Hiring the services of a complete stranger to introduce to his friends or family, especially during formal ceremonies or large receptions, is a surprising but common practice in Japan and South Korea. Shoji Morimoto, a 38-year-old Japanese, took this concept a step further by offering his services to…do nothing.
Concretely, people invite him to be present at their side and that’s it. He doesn’t need to make a conversation, he’s content to come for 10,000 yen or 73 euros independent.
A customer, for example, asked him to wait for him at the end of a marathon only to see a familiar face in the crowd after running. Another asked her to sit with him until he finished his thesis, and he was unable to bear to work alone. He has also gone to a counseling session to have hemorrhoid surgery or to sign divorce papers.
This way of life suits thirty-somethings well, who do not talk much or are very expressive, even when they are not working.
Shoji Morimoto got into this business after being criticized in his previous jobs for not doing enough or even doing nothing. “I decided to take advantage of that and get a business out of it,” he explains.
strange and not close
Shoji Morimoto finds that his customers don’t want to impose their needs on the people they care about. Then he gives them the emotional support they need but doesn’t dare ask their loved ones. He summarizes: “They just want access to a foreigner without restrictions.”

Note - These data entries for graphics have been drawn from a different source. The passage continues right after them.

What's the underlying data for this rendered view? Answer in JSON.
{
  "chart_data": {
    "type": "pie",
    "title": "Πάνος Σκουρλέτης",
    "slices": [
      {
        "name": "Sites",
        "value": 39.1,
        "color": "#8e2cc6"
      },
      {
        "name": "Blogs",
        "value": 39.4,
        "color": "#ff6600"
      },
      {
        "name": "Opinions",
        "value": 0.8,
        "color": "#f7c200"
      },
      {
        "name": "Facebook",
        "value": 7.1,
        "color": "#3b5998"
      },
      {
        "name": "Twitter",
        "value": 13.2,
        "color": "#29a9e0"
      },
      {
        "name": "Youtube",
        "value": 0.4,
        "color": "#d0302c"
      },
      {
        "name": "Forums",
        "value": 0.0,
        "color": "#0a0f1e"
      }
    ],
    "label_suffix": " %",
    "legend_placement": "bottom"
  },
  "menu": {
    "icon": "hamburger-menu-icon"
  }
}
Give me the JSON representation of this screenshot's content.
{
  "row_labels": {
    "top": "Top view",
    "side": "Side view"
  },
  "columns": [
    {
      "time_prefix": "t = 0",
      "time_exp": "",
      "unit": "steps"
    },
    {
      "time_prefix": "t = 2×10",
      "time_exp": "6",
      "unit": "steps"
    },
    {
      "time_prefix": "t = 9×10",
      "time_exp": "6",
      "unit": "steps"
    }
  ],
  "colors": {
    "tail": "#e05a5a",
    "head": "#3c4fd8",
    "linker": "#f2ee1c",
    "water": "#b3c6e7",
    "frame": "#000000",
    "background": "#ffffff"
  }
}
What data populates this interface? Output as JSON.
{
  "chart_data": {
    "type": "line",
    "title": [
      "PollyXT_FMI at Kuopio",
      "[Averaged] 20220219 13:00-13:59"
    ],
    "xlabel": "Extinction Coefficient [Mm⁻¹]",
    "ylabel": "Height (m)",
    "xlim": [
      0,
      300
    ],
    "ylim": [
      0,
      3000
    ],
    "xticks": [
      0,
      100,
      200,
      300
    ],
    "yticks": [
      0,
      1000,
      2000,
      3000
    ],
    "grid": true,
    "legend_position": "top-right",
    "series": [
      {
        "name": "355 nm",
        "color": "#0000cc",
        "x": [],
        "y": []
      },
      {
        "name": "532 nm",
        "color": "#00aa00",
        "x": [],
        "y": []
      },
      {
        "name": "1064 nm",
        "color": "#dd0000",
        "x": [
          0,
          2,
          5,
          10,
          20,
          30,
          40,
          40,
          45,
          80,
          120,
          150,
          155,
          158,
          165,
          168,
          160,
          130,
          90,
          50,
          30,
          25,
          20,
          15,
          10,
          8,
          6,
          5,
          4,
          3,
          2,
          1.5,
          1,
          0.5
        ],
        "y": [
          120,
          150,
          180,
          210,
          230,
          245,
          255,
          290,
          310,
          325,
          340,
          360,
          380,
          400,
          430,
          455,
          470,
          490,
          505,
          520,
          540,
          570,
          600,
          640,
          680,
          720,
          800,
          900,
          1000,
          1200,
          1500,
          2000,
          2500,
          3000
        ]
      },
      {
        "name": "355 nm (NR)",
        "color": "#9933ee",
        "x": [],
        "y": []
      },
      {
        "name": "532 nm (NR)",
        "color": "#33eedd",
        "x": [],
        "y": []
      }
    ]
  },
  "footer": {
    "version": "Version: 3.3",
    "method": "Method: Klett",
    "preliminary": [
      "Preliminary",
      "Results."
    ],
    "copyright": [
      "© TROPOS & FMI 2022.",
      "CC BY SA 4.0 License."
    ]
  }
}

Yasushi Fujii, professor of psychology at Meisei University in Tokyo, explains.
After more than 4,000 clients, Shoji Morimoto believes that his client’s success is due to his lack of judgment and empathy.
Her success is envious anyway: her activism is the subject of three books and has even been adapted into a television series.
“Unapologetic pop culture trailblazer. Freelance troublemaker. Food guru. Alcohol fanatic. Gamer. Explorer. Thinker.”